L’ordonnance n°2017-1389 du 22 septembre 2017 modifie le dispositif du C3P. En dehors du  changement de nom (Compte Professionnel de Prévention), les modifications interviennent essentiellement sur les facteurs de risques pris en compte, la gestion et le financement du C2P.

Les facteurs de risques pris en compte (art. L.4163-1)

Ne sont désormais pris en compte pour déclaration que les facteurs de risques suivants :

  • Activités en milieu hyperbare
  • Températures extrêmes
  • Bruit
  • Travail de nuit
  • Travail en équipes alternantes
  • Travail répétitif

Depuis le 1er octobre 2017, les employeurs n’ont plus à évaluer et à déclarer les salariés exposés aux facteurs de risques suivants :

  • Les manutentions manuelles de charges lourdes
  • Les postures pénibles
  • Les vibrations mécaniques
  • L’exposition aux agents chimiques dangereux

Les règles d’utilisation du compte demeurent pratiquement les mêmes. La seule nouveauté concerne le fait que, lorsqu’un salarié décide d’utiliser ses points C2P pour faire une formation plus longue que ne lui permet son compte personnel de formation (CPF), les heures de formation complémentaires pourraient être prises en charge par la branche accidents du travail/maladies professionnelles de la sécurité sociale.

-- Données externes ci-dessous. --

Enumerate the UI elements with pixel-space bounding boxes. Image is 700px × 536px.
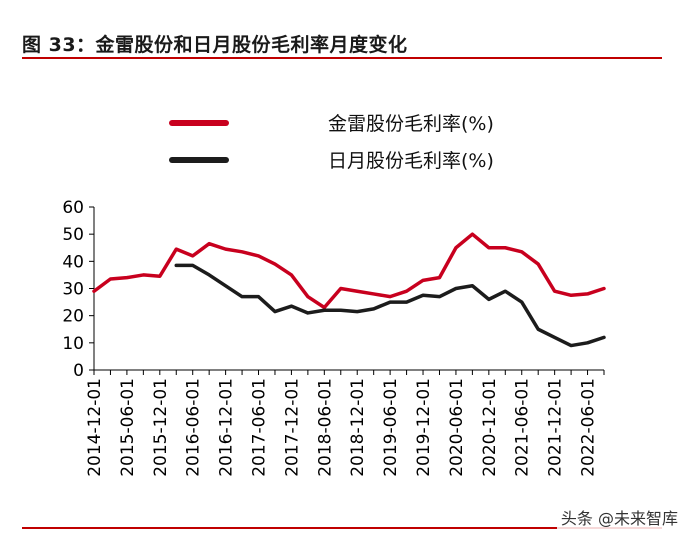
y-tick-label: 0 xyxy=(73,361,84,381)
y-tick-label: 50 xyxy=(62,225,84,245)
watermark-text: 头条 @未来智库 xyxy=(556,505,682,529)
y-tick-label: 10 xyxy=(62,334,84,354)
x-tick-label: 2016-12-01 xyxy=(217,378,237,477)
x-tick-label: 2020-12-01 xyxy=(480,378,500,477)
x-tick-label: 2018-06-01 xyxy=(315,378,335,477)
y-tick-label: 60 xyxy=(62,198,84,218)
x-tick-label: 2018-12-01 xyxy=(348,378,368,477)
x-tick-label: 2019-06-01 xyxy=(381,378,401,477)
x-tick-label: 2017-12-01 xyxy=(282,378,302,477)
figure-title: 图 33：金雷股份和日月股份毛利率月度变化 xyxy=(22,34,408,56)
legend-label-2: 日月股份毛利率(%) xyxy=(328,150,494,172)
legend-label-1: 金雷股份毛利率(%) xyxy=(328,113,494,135)
x-tick-label: 2017-06-01 xyxy=(250,378,270,477)
y-tick-label: 30 xyxy=(62,280,84,300)
y-tick-label: 20 xyxy=(62,307,84,327)
x-tick-label: 2014-12-01 xyxy=(85,378,105,477)
title-rule xyxy=(22,57,662,59)
x-tick-label: 2021-12-01 xyxy=(546,378,566,477)
series-line-2 xyxy=(174,263,606,348)
y-tick-label: 40 xyxy=(62,252,84,272)
x-tick-label: 2015-06-01 xyxy=(118,378,138,477)
series-line-1 xyxy=(92,232,606,310)
x-tick-label: 2016-06-01 xyxy=(184,378,204,477)
x-tick-label: 2015-12-01 xyxy=(151,378,171,477)
x-tick-label: 2020-06-01 xyxy=(447,378,467,477)
x-tick-label: 2022-06-01 xyxy=(579,378,599,477)
bottom-rule xyxy=(22,527,662,529)
x-tick-label: 2019-12-01 xyxy=(414,378,434,477)
x-tick-label: 2021-06-01 xyxy=(513,378,533,477)
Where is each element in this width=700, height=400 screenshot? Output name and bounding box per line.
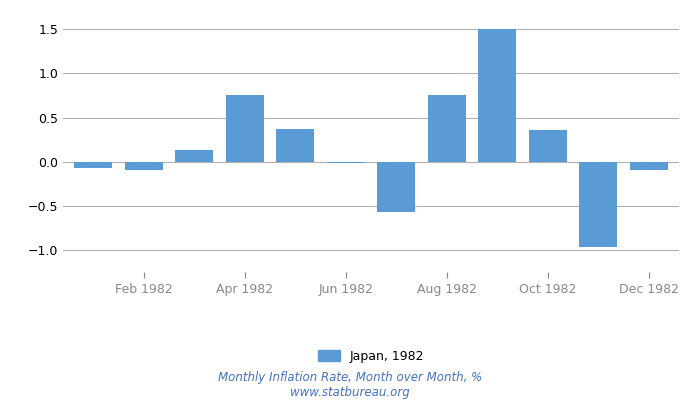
Bar bbox=[226, 96, 264, 162]
Bar bbox=[428, 96, 466, 162]
Bar bbox=[125, 162, 162, 170]
Text: www.statbureau.org: www.statbureau.org bbox=[290, 386, 410, 399]
Bar bbox=[528, 130, 567, 162]
Bar bbox=[175, 150, 214, 162]
Bar bbox=[377, 162, 415, 212]
Bar bbox=[74, 162, 112, 168]
Bar bbox=[630, 162, 668, 170]
Bar bbox=[276, 129, 314, 162]
Legend: Japan, 1982: Japan, 1982 bbox=[318, 350, 424, 363]
Text: Monthly Inflation Rate, Month over Month, %: Monthly Inflation Rate, Month over Month… bbox=[218, 372, 482, 384]
Bar bbox=[580, 162, 617, 247]
Bar bbox=[478, 29, 516, 162]
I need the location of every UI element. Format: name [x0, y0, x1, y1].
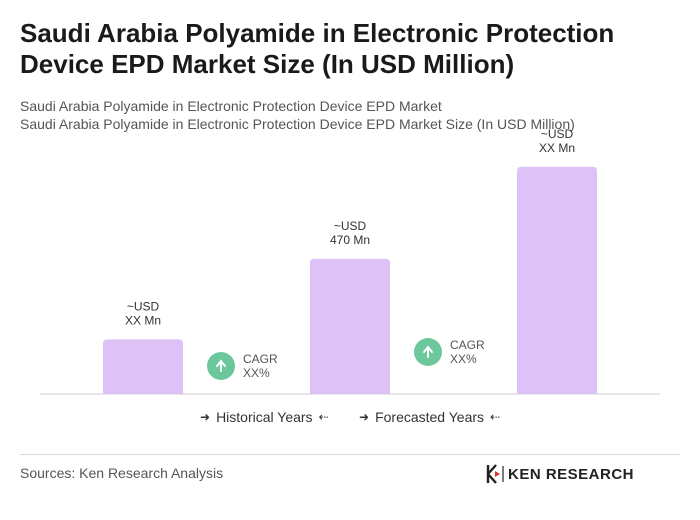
- bar-value-label-3-line-2: XX Mn: [539, 141, 575, 155]
- bar-value-label-1-line-1: ~USD: [127, 299, 160, 313]
- bar-value-label-2-line-1: ~USD: [334, 219, 367, 233]
- chart-subtitle-1: Saudi Arabia Polyamide in Electronic Pro…: [20, 98, 442, 114]
- legend-historical: ➜ Historical Years ⇠: [200, 409, 329, 425]
- ken-research-logo: KEN RESEARCH: [486, 464, 634, 484]
- legend-forecasted: ➜ Forecasted Years ⇠: [359, 409, 500, 425]
- sources-text: Sources: Ken Research Analysis: [20, 465, 224, 481]
- bar-3: [517, 166, 597, 394]
- bar-value-label-3-line-1: ~USD: [541, 127, 574, 141]
- bar-value-label-1-line-2: XX Mn: [125, 313, 161, 327]
- cagr-label-2-line-1: CAGR: [450, 338, 485, 352]
- bar-2: [310, 258, 390, 394]
- legend-historical-label: Historical Years: [216, 409, 313, 425]
- logo-text: KEN RESEARCH: [508, 465, 635, 483]
- chart-subtitle-2: Saudi Arabia Polyamide in Electronic Pro…: [20, 116, 575, 132]
- ken-logo-icon: [486, 464, 504, 484]
- legend-forecasted-label: Forecasted Years: [375, 409, 485, 425]
- arrow-left-icon: ⇠: [318, 410, 329, 424]
- arrow-up-icon: [216, 359, 226, 372]
- chart-title: Saudi Arabia Polyamide in Electronic Pro…: [20, 18, 615, 79]
- arrow-left-icon: ⇠: [490, 410, 501, 424]
- cagr-label-2-line-2: XX%: [450, 352, 477, 366]
- arrow-right-icon: ➜: [200, 410, 211, 424]
- arrow-up-icon: [423, 345, 433, 358]
- cagr-label-1-line-1: CAGR: [243, 352, 278, 366]
- footer-divider: [20, 454, 680, 455]
- bar-1: [103, 339, 183, 394]
- arrow-right-icon: ➜: [359, 410, 370, 424]
- cagr-label-1-line-2: XX%: [243, 366, 270, 380]
- bar-value-label-2-line-2: 470 Mn: [330, 233, 370, 247]
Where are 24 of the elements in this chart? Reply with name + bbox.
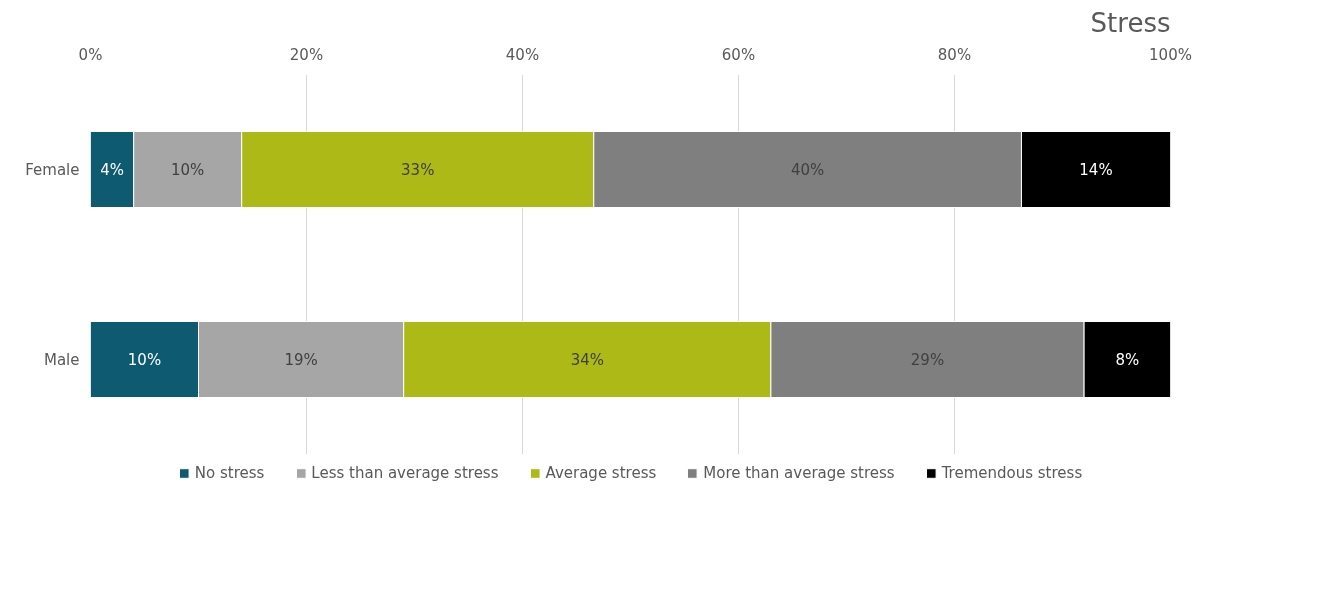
data-label: 14% (1079, 160, 1113, 179)
data-label: 33% (401, 160, 435, 179)
data-label: 40% (790, 160, 825, 179)
legend-label: More than average stress (703, 464, 895, 482)
data-label: 10% (127, 350, 162, 369)
legend-label: Less than average stress (311, 464, 499, 482)
legend-label: No stress (194, 464, 265, 482)
x-tick-label: 0% (78, 45, 103, 64)
data-label: 10% (171, 160, 205, 179)
y-tick-label: Female (25, 160, 80, 179)
x-tick-label: 100% (1149, 45, 1192, 64)
chart-title: Stress (1090, 7, 1171, 38)
data-label: 19% (284, 350, 318, 369)
legend-label: Average stress (545, 464, 657, 482)
x-tick-label: 40% (505, 45, 540, 64)
x-tick-label: 80% (937, 45, 972, 64)
x-tick-label: 20% (289, 45, 324, 64)
data-label: 29% (910, 350, 945, 369)
data-label: 34% (570, 350, 604, 369)
data-label: 4% (100, 160, 124, 179)
data-label: 8% (1115, 350, 1140, 369)
legend-label: Tremendous stress (941, 464, 1083, 482)
y-tick-label: Male (43, 350, 80, 369)
x-tick-label: 60% (721, 45, 756, 64)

Les points déjà acquis au titre du C3P et non utilisés avant le 1er octobre 2017 seront automatiquement transférés sur le compte professionnel de prévention.

Les cotisations pénibilité

Les cotisations pénibilité sont supprimées au 1er janvier 2018.

Concernant le 4ème trimestre 2017, la cotisation pénibilité est due par les employeurs ayant exposé un ou plusieurs de leurs salariés aux 6 facteurs de risques évoqués ci-dessus.

La gestion du C2P

A compter du 1er janvier 2018, la gestion du C2P est prise en charge par la branche accidents du travail/maladies professionnelles du régime général et du régime agricole.

Des décrets sont encore en attente de parution pour plus de détails.